Second, some have pointed to a report by JPM's Nikolaos Panigirtzoglou from Friday evening, which warns of "commodity downside" as a result of persistent near-record net long futures positioning, and warns that "a pending normalization/mean-reversion of spec positions in commodity futures has begun." Here are some of the reports highlights:
- Spec positions stood at pretty elevated levels as of last Tuesday March 7th, the latest available snapshot, suggesting that this normalization is at its beginning rather than its end phase.
- Even if we assume that the change in the open interest since last Tuesday reflects entirely a build up of short spec positions or a reduction of long spec positions, the commodity position overhang would remain.

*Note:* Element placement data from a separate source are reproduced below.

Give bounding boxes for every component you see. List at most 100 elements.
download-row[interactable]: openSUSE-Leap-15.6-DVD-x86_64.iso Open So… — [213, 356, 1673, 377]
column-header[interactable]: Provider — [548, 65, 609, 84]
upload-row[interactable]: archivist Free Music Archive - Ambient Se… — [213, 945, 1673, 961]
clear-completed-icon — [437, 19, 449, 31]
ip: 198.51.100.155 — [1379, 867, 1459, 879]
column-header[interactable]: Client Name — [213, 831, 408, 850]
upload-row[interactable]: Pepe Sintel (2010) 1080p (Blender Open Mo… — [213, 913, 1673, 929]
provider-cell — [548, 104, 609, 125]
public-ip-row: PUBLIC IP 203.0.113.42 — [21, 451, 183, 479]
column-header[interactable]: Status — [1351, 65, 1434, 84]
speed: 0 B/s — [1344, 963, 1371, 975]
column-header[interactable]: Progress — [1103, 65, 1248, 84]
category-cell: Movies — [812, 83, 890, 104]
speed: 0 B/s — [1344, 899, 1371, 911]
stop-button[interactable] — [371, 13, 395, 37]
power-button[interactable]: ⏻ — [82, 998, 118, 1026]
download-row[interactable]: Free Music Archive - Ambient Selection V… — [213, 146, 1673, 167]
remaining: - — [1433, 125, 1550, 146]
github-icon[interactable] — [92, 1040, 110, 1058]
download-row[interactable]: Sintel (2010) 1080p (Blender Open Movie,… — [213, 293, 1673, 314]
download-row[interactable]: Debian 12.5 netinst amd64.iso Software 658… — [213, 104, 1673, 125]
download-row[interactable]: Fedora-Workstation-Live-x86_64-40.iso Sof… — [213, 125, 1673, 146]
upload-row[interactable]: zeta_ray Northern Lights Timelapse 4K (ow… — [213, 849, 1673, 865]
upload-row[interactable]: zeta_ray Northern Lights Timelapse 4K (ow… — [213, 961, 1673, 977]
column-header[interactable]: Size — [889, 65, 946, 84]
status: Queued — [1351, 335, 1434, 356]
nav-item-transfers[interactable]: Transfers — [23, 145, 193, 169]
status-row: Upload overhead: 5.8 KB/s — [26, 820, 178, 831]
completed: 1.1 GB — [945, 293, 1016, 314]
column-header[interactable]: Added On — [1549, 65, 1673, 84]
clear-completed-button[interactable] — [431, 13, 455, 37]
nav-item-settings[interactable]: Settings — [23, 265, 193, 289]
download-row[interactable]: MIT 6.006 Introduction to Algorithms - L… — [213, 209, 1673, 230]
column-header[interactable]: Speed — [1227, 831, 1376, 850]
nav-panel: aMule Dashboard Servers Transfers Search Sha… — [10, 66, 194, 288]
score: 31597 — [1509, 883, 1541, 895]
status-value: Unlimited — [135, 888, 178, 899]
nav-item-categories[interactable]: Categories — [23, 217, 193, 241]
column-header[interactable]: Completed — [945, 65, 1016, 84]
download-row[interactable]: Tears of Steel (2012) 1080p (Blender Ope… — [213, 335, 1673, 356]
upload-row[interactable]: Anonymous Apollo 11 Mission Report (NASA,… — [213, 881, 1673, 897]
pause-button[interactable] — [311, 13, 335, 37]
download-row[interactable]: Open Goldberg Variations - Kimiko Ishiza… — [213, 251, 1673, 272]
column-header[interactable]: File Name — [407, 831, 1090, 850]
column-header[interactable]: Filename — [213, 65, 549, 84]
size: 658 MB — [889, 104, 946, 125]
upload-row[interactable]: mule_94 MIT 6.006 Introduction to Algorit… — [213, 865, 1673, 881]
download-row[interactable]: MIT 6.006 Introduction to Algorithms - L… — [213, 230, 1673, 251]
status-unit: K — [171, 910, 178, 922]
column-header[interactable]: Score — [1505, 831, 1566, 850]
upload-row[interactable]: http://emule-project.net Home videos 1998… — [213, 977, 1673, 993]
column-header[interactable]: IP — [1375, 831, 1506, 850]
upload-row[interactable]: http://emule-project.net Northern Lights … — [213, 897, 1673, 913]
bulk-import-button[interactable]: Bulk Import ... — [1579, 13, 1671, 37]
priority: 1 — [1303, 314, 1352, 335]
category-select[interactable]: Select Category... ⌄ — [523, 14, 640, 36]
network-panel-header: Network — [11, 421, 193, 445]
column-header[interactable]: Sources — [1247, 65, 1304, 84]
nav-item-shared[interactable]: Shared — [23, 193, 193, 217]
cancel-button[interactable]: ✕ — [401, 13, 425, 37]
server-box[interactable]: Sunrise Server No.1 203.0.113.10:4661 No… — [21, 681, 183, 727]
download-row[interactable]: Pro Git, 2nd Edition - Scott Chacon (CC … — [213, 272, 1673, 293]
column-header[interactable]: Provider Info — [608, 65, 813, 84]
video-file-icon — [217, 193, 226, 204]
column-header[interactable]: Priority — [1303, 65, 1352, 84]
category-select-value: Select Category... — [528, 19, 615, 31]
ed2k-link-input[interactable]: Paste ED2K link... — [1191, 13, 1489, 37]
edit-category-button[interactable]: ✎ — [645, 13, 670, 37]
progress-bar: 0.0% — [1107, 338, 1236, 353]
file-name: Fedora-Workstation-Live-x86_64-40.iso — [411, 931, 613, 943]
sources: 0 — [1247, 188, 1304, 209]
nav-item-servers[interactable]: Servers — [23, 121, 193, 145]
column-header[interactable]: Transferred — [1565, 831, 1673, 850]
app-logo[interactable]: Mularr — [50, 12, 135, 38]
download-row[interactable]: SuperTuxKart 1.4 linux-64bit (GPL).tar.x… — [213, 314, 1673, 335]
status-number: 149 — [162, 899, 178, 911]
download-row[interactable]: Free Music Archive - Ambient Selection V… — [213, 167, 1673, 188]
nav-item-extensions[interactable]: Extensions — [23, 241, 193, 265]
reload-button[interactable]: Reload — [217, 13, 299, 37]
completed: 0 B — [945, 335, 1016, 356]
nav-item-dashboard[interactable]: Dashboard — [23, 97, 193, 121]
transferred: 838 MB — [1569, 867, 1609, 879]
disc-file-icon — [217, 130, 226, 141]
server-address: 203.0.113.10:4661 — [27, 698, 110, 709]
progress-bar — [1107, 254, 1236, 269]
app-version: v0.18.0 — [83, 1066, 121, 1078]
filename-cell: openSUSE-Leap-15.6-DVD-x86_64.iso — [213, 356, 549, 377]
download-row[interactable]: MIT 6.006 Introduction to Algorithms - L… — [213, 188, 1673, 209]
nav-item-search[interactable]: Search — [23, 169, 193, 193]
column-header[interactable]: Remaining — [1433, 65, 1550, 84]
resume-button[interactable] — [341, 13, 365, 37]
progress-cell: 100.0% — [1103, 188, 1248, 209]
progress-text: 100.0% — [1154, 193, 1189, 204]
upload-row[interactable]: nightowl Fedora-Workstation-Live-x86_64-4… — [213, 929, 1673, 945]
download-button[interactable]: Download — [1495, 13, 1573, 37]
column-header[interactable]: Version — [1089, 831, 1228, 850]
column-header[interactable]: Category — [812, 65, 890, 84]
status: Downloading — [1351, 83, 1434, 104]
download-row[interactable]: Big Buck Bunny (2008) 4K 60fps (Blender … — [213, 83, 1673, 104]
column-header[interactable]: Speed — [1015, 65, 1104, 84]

- This pending mean reversion in commodity spec positions is unlikely to be prevented by the growth of commodity index products.
- In our opinion, the demand for long positions in commodity futures contracts created by passive commodity index products acts merely as a background force.
- Mean reversion is primarily driven by active investors such as hedge funds and in particular CTAs.
- Simple return momentum trading models suggest that CTAs are turning incrementally more negative across most commodities.
- We get a similar overbought picture in commodity equities, by looking at the short interest of the biggest commodity stocks in world equity markets.
- Therefore any further unwinding of commodity futures positions is likely to be accompanied by an increase in the short interest of commodity stocks.
A third possible catalyst for the drop is the yet another prominent voice in the oil industry has slammed the OPEC gambit, this time Leonardo Maugeri, a "Senior Fellow with the Geopolitics of Energy Project and the Environment and Natural Resources Program at the Harvard Kennedy School’s Belfer Center", though better known as the former head of strategy at Italian energy giant, Eni. His reported is titled simply "OPEC’s Misleading Narrative About World Oil Supply" and as the title suggests, Maugeri is the latest to point out that the OPEC emperor is naked and that OPEC's actions have, at best, served as psychological support to oil prices:
At a time when energy market headlines focus mainly on OPEC cuts, observers may be forgiven for concluding that a supply crunch and higher prices are imminent. On the contrary, there is still too much oil in global markets. In this context, OPEC production cuts (which notably fall short of the original target envisaged by the organization) appear to serve mainly as a psychological support to oil prices.
... the global oil market remains highly vulnerable to the actual status of oil supplies. There’s a paradox: so far, OPEC’s effort to convey the message of an exceptional level of compliance with cuts has helped sustain oil prices—but in so doing it has also incentivized oil output increases in many countries. The United States is by far the main beneficiary of such price support. In early February, almost all US shale oil producers have presented plans to strongly increase their shale oil output in the course of 2017.
To make matters worse, a heavy global refinery maintenance of around 3 mbd—concentrated in March and April—would lower crude demand and could add to temporary crude builds. When it starts to ease, the OPEC and non-OPEC cuts will be close to expiration—June 30, 2017.
Whatever the reason, for now the selling has continued, and if JPM is correct and momentum and trend chasing CTAs are now in charge, the next level may be far - and sharply - lower from current prices.